TikTok has primarily turn into a documentary concerning the horrors of heterosexual relationship for younger individuals. On any given scroll, you will discover ladies recounting their terrible relationship experiences or sharing screenshots of their bizarre interactions on Hinge. It’s additionally turn into regular for customers to show individuals who they’ve caught dishonest on the platform or expose males for speaking to a number of ladies on the similar time. There are additionally loads of sentiments about Gen Z women and men sabotaging their very own relationship lives, with security apps like Tea which can be principally used for gossip and arbitrary calls for and purple flags for potential companions.
The “decentering males” motion coincides with some research that present some members of Gen Z merely have much less romantic expertise or need to significantly date than earlier generations.
Girls are additionally opting in opposition to a relationship throughout a politically fraught time. For instance, an NBC Information ballot in April discovered the partisan divide between women and men ages 18 to 29 to be wider than that of some other age vary, with 53 % of Gen Z ladies figuring out as Democrats, in comparison with simply 35 % of Gen Z males. Along with younger males figuring out as extra conservative, they’re interacting with a digital panorama that’s pushing misogynistic content material and has seen the mainstream rise of the “manosphere.”

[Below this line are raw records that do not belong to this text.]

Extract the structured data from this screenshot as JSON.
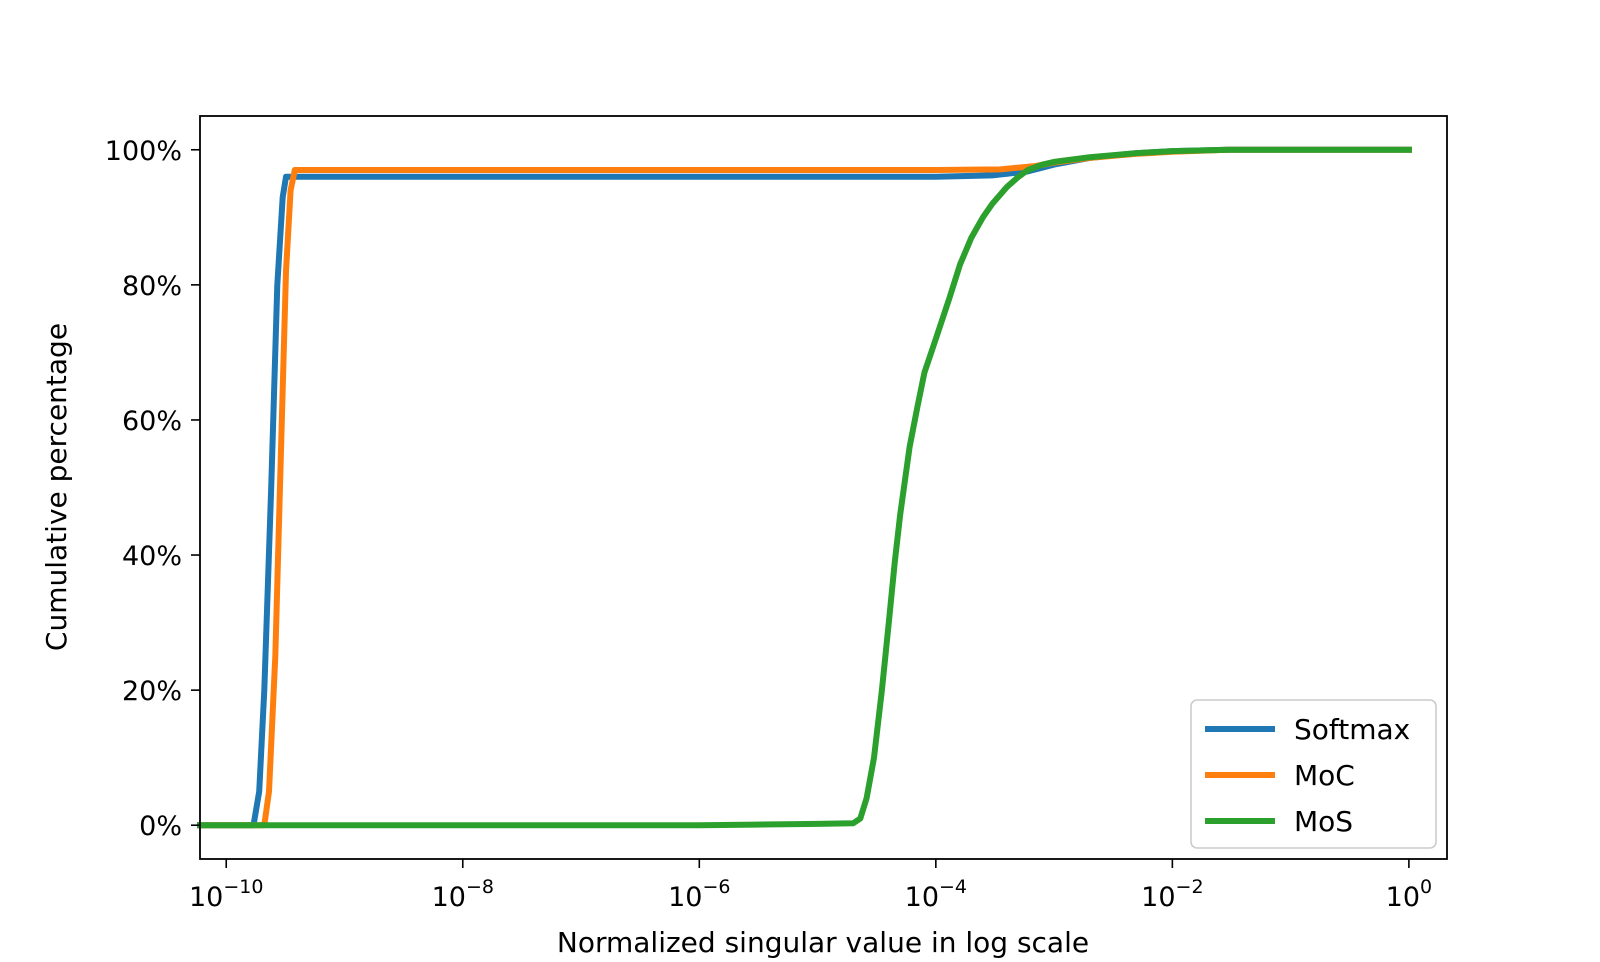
{
  "chart_data": {
    "type": "line",
    "title": "",
    "xlabel": "Normalized singular value in log scale",
    "ylabel": "Cumulative percentage",
    "x_scale": "log",
    "xlim": [
      6e-11,
      2.1
    ],
    "ylim": [
      -5,
      105
    ],
    "x_ticks": [
      {
        "value": 1e-10,
        "base": "10",
        "exp": "−10"
      },
      {
        "value": 1e-08,
        "base": "10",
        "exp": "−8"
      },
      {
        "value": 1e-06,
        "base": "10",
        "exp": "−6"
      },
      {
        "value": 0.0001,
        "base": "10",
        "exp": "−4"
      },
      {
        "value": 0.01,
        "base": "10",
        "exp": "−2"
      },
      {
        "value": 1,
        "base": "10",
        "exp": "0"
      }
    ],
    "y_ticks": [
      {
        "value": 0,
        "label": "0%"
      },
      {
        "value": 20,
        "label": "20%"
      },
      {
        "value": 40,
        "label": "40%"
      },
      {
        "value": 60,
        "label": "60%"
      },
      {
        "value": 80,
        "label": "80%"
      },
      {
        "value": 100,
        "label": "100%"
      }
    ],
    "grid": false,
    "legend_position": "bottom-right",
    "series": [
      {
        "name": "Softmax",
        "color": "#1f77b4",
        "points": [
          [
            6e-11,
            0
          ],
          [
            1.7e-10,
            0
          ],
          [
            1.9e-10,
            5
          ],
          [
            2.1e-10,
            20
          ],
          [
            2.4e-10,
            50
          ],
          [
            2.7e-10,
            80
          ],
          [
            3e-10,
            93
          ],
          [
            3.2e-10,
            96
          ],
          [
            1e-08,
            96
          ],
          [
            1e-06,
            96
          ],
          [
            0.0001,
            96
          ],
          [
            0.0003,
            96.2
          ],
          [
            0.0006,
            96.8
          ],
          [
            0.001,
            97.8
          ],
          [
            0.002,
            98.8
          ],
          [
            0.005,
            99.5
          ],
          [
            0.01,
            99.8
          ],
          [
            0.03,
            100
          ],
          [
            1,
            100
          ]
        ]
      },
      {
        "name": "MoC",
        "color": "#ff7f0e",
        "points": [
          [
            6e-11,
            0
          ],
          [
            2.1e-10,
            0
          ],
          [
            2.3e-10,
            5
          ],
          [
            2.6e-10,
            25
          ],
          [
            2.9e-10,
            55
          ],
          [
            3.2e-10,
            82
          ],
          [
            3.5e-10,
            94
          ],
          [
            3.8e-10,
            97
          ],
          [
            1e-08,
            97
          ],
          [
            1e-06,
            97
          ],
          [
            0.0001,
            97
          ],
          [
            0.00035,
            97.1
          ],
          [
            0.0007,
            97.6
          ],
          [
            0.001,
            98.1
          ],
          [
            0.002,
            98.8
          ],
          [
            0.005,
            99.4
          ],
          [
            0.01,
            99.7
          ],
          [
            0.03,
            100
          ],
          [
            1,
            100
          ]
        ]
      },
      {
        "name": "MoS",
        "color": "#2ca02c",
        "points": [
          [
            6e-11,
            0
          ],
          [
            1e-08,
            0
          ],
          [
            1e-06,
            0
          ],
          [
            3e-06,
            0.1
          ],
          [
            1e-05,
            0.2
          ],
          [
            2e-05,
            0.3
          ],
          [
            2.3e-05,
            1
          ],
          [
            2.6e-05,
            4
          ],
          [
            3e-05,
            10
          ],
          [
            3.5e-05,
            20
          ],
          [
            4e-05,
            30
          ],
          [
            4.5e-05,
            39
          ],
          [
            5e-05,
            46
          ],
          [
            6e-05,
            56
          ],
          [
            7e-05,
            62
          ],
          [
            8e-05,
            67
          ],
          [
            0.0001,
            72
          ],
          [
            0.00013,
            78
          ],
          [
            0.00016,
            83
          ],
          [
            0.0002,
            87
          ],
          [
            0.00025,
            90
          ],
          [
            0.0003,
            92
          ],
          [
            0.0004,
            94.5
          ],
          [
            0.0005,
            96
          ],
          [
            0.0006,
            97
          ],
          [
            0.0008,
            97.8
          ],
          [
            0.001,
            98.2
          ],
          [
            0.002,
            98.9
          ],
          [
            0.005,
            99.5
          ],
          [
            0.01,
            99.8
          ],
          [
            0.03,
            100
          ],
          [
            1,
            100
          ]
        ]
      }
    ]
  }
}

As younger ladies on TikTok proudly announce their voluntary singlehood, there doesn’t appear to be as a lot of a concern of being labeled an “previous maid” or the “loopy cat girl” for not settling down with a person.
It’s a far cry from the times when People “feared for single ladies’s security and psychological well being after they selected to delay marriage or reject it altogether,” based on Albright Faculty professor Katherine J. Lehman, who wrote the e-book These Women: Single Girls in Sixties and Seventies Pop Tradition.
“No less than in post-World Battle II America, we have now been taught to see the nuclear household as the first social unit, and have inspired ladies to prioritize marriage and motherhood for each their very own well-being and societal stability,” Lehman says.
Whereas a few of this stigma has lessened over time, Lehman provides that “single ladies who pursue independence” are “nonetheless warned about shedding their femininity or dealing with loneliness.”
For lots of Gen Z, although, it looks like ladies have a collective understanding of discovering a accomplice as a troublesome and doubtlessly humiliating pursuit.
Total, this has allowed many younger ladies to find the extra sensible advantages of being a single particular person, together with monetary freedom and an absence of family obligations that may include being partnered, says social scientist Bella DePaulo, creator of the e-book Single at Coronary heart. Most of all, there’s the limitless prospects of 1’s time solely belonging to themselves.
“Opposite to stereotypes, single life, fairly than being a smaller or lesser life, could be a extra expansive and psychologically wealthy life,” she stated. “Somewhat than placing a romantic accomplice on the middle of your life and demoting everybody else, single individuals can spend as a lot time as they need with as many alternative individuals they need, with out worrying {that a} romantic accomplice thinks that point belongs to them.”